Disk error “Error while reading piece from cache”

Issue Report

Environment

  • Operating System: Ubuntu 22.04 LTS AMD-7950x 4xINTEL-P4420-7.68T
  • Pulsar/Advanced CLI/Docker: [gemini-3h-2024-feb-01]
  • File system: XFS

Problem

I have about 400 SSDs. INTEL P4420 is the most.
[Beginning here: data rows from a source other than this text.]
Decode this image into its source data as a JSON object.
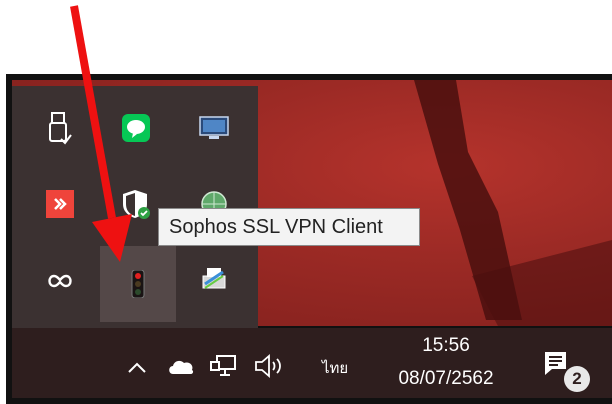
{
  "tooltip": {
    "text": "Sophos SSL VPN Client"
  },
  "taskbar": {
    "time": "15:56",
    "date": "08/07/2562",
    "language": "ไทย",
    "notification_count": "2"
  },
  "tray_icons": [
    "usb-eject-icon",
    "line-messenger-icon",
    "monitor-app-icon",
    "anydesk-icon",
    "windows-security-icon",
    "network-globe-icon",
    "creative-cloud-icon",
    "sophos-traffic-light-icon",
    "printer-app-icon"
  ],
  "colors": {
    "annotation_arrow": "#ee1111",
    "taskbar": "#2e1e1e",
    "tray_popup": "#3b3131"
  }
}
But almost every INTEL-P4420 has error during farmer, while sn640 could work correctly

2024-02-03T04:24:52.673750Z ERROR single_disk_farm{disk_farm_index=1}: subspace_farmer::single_disk_farm::farming: Failed to prove slot=185265 sector_index=2 error=Record reading error: Invalid chunk at location 8678311 s-bucket 13820 encoded true, possible disk corruption: Invalid scalar
2024-02-03T04:24:52.689654Z ERROR single_disk_farm{disk_farm_index=5}: subspace_farmer::single_disk_farm::farming: Failed to prove slot=185264 sector_index=1 error=Record reading error: Invalid chunk at location 14675975 s-bucket 23396 encoded true, possible disk corruption: Invalid scalar
2024-02-03T04:24:53.165380Z ERROR single_disk_farm{disk_farm_index=5}: subspace_farmer::single_disk_farm::farming: Failed to prove slot=185265 sector_index=2 error=Record reading error: Invalid chunk at location 3281471 s-bucket 5233 encoded true, possible disk corruption: Invalid scalar
2024-02-03T04:24:53.227316Z ERROR single_disk_farm{disk_farm_index=7}: subspace_farmer::single_disk_farm::farming: Failed to prove slot=185265 sector_index=2 error=Record reading error: Invalid chunk at location 25378838 s-bucket 40455 encoded true, possible disk corruption: Invalid scalar
2024-02-03T04:24:53.614345Z ERROR subspace_farmer::piece_cache: Error while reading piece from cache, might be a disk corruption error=Checksum mismatch disk_farm_index=2 key=Key(b"\x90\xb2\xce\x05\x08\xa6\x16\0\0\0\0\0\0") offset=2781
2024-02-03T04:24:53.711920Z ERROR subspace_farmer::piece_cache: Error while reading piece from cache, might be a disk corruption error=Checksum mismatch disk_farm_index=7 key=Key(b"\x90\xb2\xce\x05\x08\x0e\r\0\0\0\0\0\0") offset=4231
2024-02-03T04:24:53.811111Z ERROR subspace_farmer::piece_cache: Error while reading piece from cache, might be a disk corruption error=Checksum mismatch disk_farm_index=4 key=Key(b"\x90\xb2\xce\x05\x08\x99\xb0\0\0\0\0\0\0") offset=527
2024-02-03T04:24:54.037053Z ERROR subspace_farmer::piece_cache: Error while reading piece from cache, might be a disk corruption error=Checksum mismatch disk_farm_index=2 key=Key(b"\x90\xb2\xce\x05\x08;=\0\0\0\0\0\0") offset=1916
2024-02-03T04:24:54.328341Z ERROR subspace_farmer::piece_cache: Error while reading piece from cache, might be a disk corruption error=Checksum mismatch disk_farm_index=4 key=Key(b"\x90\xb2\xce\x05\x08\xe5\x88\0\0\0\0\0\0") offset=3562
2024-02-03T04:24:54.341470Z ERROR subspace_farmer::piece_cache: Error while reading piece from cache, might be a disk corruption error=Checksum mismatch disk_farm_index=7 key=Key(b"\x90\xb2\xce\x05\x08\xceD\0\0\0\0\0\0") offset=2189
2024-02-03T04:24:54.420407Z ERROR subspace_farmer::piece_cache: Error while reading piece from cache, might be a disk corruption error=Checksum mismatch disk_farm_index=3 key=Key(b"\x90\xb2\xce\x05\x08\x80E\0\0\0\0\0\0") offset=4326

In 3g it shows:

Error while reading piece from cache, might be a disk corruption error=Checksum mismatch disk_farm_index=0 key=Key(b"\x90\xb2\xce\x05\x08\xe4\x97\0\0\0\0\0\0") offset=21700

Well, as error says, looks like a disk corruption. Either disks are defective, or file system got corrupted, or RAM is problematic and corrupts contents. Either way doesn’t look like a protocol issue, looks like you need to test your hardware.